However, absent these circumstances, an attorney is under no ethical
obligation to assume the role of an insurer of third party claims.
When an attorney accepts such a role at the direction of the attorney's
client or where such a role is imposed on an attorney as a result
of representing the client, then the attorney is bound by the Rules
of Professional Conduct to fulfill the responsibility as part of
the lawyer's duty to the client.
Regarding Question 1(b):
See above.
Regarding Question 1(c):
See above.
Regarding Question 1(d):
If an attorney is under a duty imposed by law, then the attorney
is required to comply with the law. Where prior actions of the client
or the circumstances of the representation place the attorney in
the position of a surety, then the attorney's conduct must comply
with the law of surety. If a dispute should arise between the client
and the third party, concerning a properly asserted claim, then
the attorney should protect the funds and property until the dispute
is settled or until ordered to distribute the funds or property.
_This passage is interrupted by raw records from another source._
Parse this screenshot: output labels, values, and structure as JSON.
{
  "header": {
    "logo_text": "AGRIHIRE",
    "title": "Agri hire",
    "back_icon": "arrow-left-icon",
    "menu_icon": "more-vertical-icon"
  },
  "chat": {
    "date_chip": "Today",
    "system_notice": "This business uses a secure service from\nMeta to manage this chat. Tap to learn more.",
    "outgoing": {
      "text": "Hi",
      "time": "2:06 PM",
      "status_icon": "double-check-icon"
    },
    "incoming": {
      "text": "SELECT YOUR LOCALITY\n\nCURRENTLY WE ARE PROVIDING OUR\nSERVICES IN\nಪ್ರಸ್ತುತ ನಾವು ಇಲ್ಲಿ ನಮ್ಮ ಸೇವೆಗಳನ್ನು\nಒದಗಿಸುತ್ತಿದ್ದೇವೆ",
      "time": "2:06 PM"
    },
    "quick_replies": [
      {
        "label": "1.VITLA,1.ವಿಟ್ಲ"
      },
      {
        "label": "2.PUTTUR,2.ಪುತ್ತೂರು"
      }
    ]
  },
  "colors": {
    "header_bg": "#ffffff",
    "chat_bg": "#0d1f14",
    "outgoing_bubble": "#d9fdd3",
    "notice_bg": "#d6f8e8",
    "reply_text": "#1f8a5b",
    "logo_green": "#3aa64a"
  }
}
See Leon v. Martinez (citing DR 9-102, the predecessor to Rule 1.15(b);
Unigard Ins. Co. v. Tremont (lawyer who ignored insurer's statutory
lien committed conversion); Rule(s) 1.2(d) & (e) and Rule 4.1.
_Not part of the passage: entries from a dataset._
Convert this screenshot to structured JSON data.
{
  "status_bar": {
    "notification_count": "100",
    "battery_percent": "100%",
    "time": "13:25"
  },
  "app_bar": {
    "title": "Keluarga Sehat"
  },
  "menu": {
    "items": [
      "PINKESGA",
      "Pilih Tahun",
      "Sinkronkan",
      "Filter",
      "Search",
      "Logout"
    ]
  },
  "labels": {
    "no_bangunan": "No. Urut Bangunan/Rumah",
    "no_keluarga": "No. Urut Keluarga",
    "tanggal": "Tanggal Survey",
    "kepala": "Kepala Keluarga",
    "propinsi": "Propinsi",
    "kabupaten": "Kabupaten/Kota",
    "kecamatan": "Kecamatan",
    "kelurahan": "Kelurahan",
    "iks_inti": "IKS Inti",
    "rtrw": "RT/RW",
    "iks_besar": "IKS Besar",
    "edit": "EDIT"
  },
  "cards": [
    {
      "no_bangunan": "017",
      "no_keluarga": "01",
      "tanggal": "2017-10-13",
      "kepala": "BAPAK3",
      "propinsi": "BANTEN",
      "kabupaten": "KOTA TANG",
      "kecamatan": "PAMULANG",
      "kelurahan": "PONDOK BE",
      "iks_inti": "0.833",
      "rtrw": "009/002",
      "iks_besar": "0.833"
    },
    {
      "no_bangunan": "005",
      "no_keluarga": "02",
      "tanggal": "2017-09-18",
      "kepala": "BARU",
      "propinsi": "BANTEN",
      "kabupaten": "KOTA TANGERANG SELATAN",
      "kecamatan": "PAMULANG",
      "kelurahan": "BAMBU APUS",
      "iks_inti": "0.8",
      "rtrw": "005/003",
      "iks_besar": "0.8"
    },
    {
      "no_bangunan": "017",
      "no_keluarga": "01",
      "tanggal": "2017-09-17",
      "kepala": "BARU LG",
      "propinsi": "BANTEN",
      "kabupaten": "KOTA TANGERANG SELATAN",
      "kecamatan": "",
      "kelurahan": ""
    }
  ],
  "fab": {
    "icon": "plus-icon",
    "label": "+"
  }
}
In this regard the following Comments to Rule 1.15 provide guidance
that has applicability here.
(2) Lawyers often receive funds from third parties from which the
lawyer's fee will be paid. If there is risk that the client may
divert the funds without paying the fee, the lawyer is not required
to remit the portion from which the fee is to be paid. However,
a lawyer may not hold funds to coerce a client into accepting the
lawyer's contention. The disputed portion of the funds should be
kept in trust and the lawyer should suggest means for prompt resolution
of the dispute, such as arbitration. ... .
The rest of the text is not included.